L’autre idée fausse est de voir dans le terroriste un damné de la terre qui exprime ainsi son mal être et sa révolte face aux inégalités insupportables. On ne peut pas dire qu’Oussama Ben Laden, fils de l’une des plus grandes familles d’Arabie Saoudite, soit à proprement parler un prolétaire. Les meneurs des mouvements terroristes d’extrême gauche des années 1970-1980 sont des fils à papa de la bourgeoisie, que ceux-ci fréquentent Action directe ou Fraction armée rouge. Il faut du temps libre et de l’argent de poche pour faire le terroriste. Le fils d’ouvrier est trop occupé à gagner son pain à Billancourt. Il a beau essayer de se faire passer pour un fils du peuple, le terroriste politique a très souvent une cuillère en argent dans la bouche. La thèse marxiste selon laquelle la révolte est le fruit de la pauvreté ne tient pas, ni pour 1789 ni pour les révoltés d’aujourd’hui. C’est toujours la bourgeoisie qui fait la révolution, même si elle est assez maligne pour donner l’impression que c’est le peuple, ou plutôt qu’elle le fait au nom du peuple. En mai 68, les enfants du peuple étaient chez les CRS, pas chez les étudiants qui jouaient la révolution. Il en va de même aujourd’hui avec l’islamisme.

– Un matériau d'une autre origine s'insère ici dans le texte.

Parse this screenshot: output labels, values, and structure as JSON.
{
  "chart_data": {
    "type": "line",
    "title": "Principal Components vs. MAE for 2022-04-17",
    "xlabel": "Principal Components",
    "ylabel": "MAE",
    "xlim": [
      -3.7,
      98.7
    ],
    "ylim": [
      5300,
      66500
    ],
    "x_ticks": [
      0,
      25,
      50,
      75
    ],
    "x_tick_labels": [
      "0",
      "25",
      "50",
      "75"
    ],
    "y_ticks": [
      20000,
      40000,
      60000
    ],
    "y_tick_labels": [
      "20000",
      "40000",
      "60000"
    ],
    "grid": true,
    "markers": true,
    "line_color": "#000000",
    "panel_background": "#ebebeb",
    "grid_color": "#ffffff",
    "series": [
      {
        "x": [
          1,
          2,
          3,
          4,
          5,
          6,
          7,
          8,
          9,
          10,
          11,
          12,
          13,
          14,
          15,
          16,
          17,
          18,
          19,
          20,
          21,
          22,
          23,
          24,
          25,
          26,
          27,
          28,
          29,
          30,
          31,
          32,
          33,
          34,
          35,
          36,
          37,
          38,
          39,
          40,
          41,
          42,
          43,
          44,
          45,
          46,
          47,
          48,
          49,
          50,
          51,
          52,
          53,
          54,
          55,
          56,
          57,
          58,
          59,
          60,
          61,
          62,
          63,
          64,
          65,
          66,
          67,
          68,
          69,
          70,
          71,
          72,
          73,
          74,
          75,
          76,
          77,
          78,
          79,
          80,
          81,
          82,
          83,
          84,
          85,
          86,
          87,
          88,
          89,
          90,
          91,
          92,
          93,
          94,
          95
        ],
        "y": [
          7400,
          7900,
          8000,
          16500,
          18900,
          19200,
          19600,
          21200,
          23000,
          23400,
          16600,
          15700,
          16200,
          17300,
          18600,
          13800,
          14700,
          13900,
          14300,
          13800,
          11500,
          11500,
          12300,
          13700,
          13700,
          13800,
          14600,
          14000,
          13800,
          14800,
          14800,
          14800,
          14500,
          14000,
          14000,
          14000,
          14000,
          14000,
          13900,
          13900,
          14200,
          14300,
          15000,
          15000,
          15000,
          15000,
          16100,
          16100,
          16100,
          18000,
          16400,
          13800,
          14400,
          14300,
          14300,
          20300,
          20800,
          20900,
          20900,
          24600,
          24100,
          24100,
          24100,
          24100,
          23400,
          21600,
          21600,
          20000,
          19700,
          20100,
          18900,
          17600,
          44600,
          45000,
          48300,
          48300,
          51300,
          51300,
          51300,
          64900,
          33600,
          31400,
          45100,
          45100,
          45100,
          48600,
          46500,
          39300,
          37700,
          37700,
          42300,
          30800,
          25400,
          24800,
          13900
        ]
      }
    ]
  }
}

Que ce soit au Sahel, au Mozambique ou au Burkina Faso, les chefs djihadistes sont des chefs de tribus et des personnes issues des ethnies dominantes.

 

L’argument selon lequel le terrorisme sera vaincu par le développement est une idée erronée. D’une part parce que la pauvreté n’est pas la cause de ces mouvements révolutionnaires, d’autre part parce que le terrorisme, en tant que chose, n’existe pas. Le terrorisme est un outil, une arme, non une bête existante que l’on pourrait combattre. Ce sont les projets révolutionnaires qu’il faut combattre, qu’ils utilisent ou non le terrorisme. Mener la guerre « contre le terrorisme » a donc autant de sens que mener une guerre contre les kalachnikovs ou les Famas.

 

Le révolutionnaire et le voyou

 

La question de l’usage du terrorisme bute sur la non-distinction qui est faite entre le révolutionnaire et le voyou. Un révolutionnaire est une personne qui a un projet politique et qui mène, éventuellement, une action armée, parfois terroriste, en vue de renverser l’ordre établi pour en édifier un autre. Le révolutionnaire est un intellectuel, un romantique et un homme d’action. Un intellectuel, parce qu’il pense et qu’il porte une idée, un romantique parce qu’il croit que cette idée peut s’incarner, un homme d’action parce qu’il est prêt à mourir pour son idée. Un idéologue qui n’est pas prêt à mourir pour défendre son idée n’est pas un révolutionnaire, mais un intellectuel aux mains blanches. Le révolutionnaire est à la fois un rêveur et un homme courageux, capable de tuer et d’être tué. C’est le cas des frères Castro et de Guevara, de Pierre Goldman, de Ben Laden, d’un grand nombre de dirigeants de l’IRA. Ce sont tous des gens éduqués, souvent issus de grandes familles et à l’aise financièrement. Bien loin donc des préoccupations financières.

 

Le voyou est un cas différent. C’est une personne qui vit de razzias et d’attaques soudaines, qui s’en prend aux lieux de richesse, qui vit de trafics. Le voyou peut maquiller son action d’idées révolutionnaires, il peut même travailler avec le révolutionnaire, mais il n’est pas un révolutionnaire. Il ne cherche pas à renverser l’ordre existant pour en mettre un autre, mais à se nourrir sur la bête. Il a au contraire absolument besoin de l’ordre existant, car si celui-ci venait à disparaitre le voyou n’aurait plus de lieux à voler. Le voyou se retrouve aujourd’hui chez beaucoup de « jeunes » vivant de trafics, de vols et de rapines. La question de l’islam est secondaire chez eux, même si elle peut donner un peu de grandeur à un quotidien assez terre à terre. C’est gens ne sont pas pauvres : le trafic de drogue, la prostitution, le trafic d’armes rapportant beaucoup, d’autant qu’ils peuvent être cumulés avec des aides sociales tout à fait légales. Ce n’est pas parce qu’ils vivent dans des habitants dégradés qu’ils sont pauvres. Leur vie est par ailleurs très stimulante et active. Vivre de trafics est plus exaltant que de passer de longues heures assis à une table dans un collège ou un lycée. On gagne beaucoup d’argent et on est quelqu’un. Raison pour laquelle tous les plans de la « politique de la ville » ont échoué, car on a voulu traiter par de l’argent un sujet qui n’est pas financier.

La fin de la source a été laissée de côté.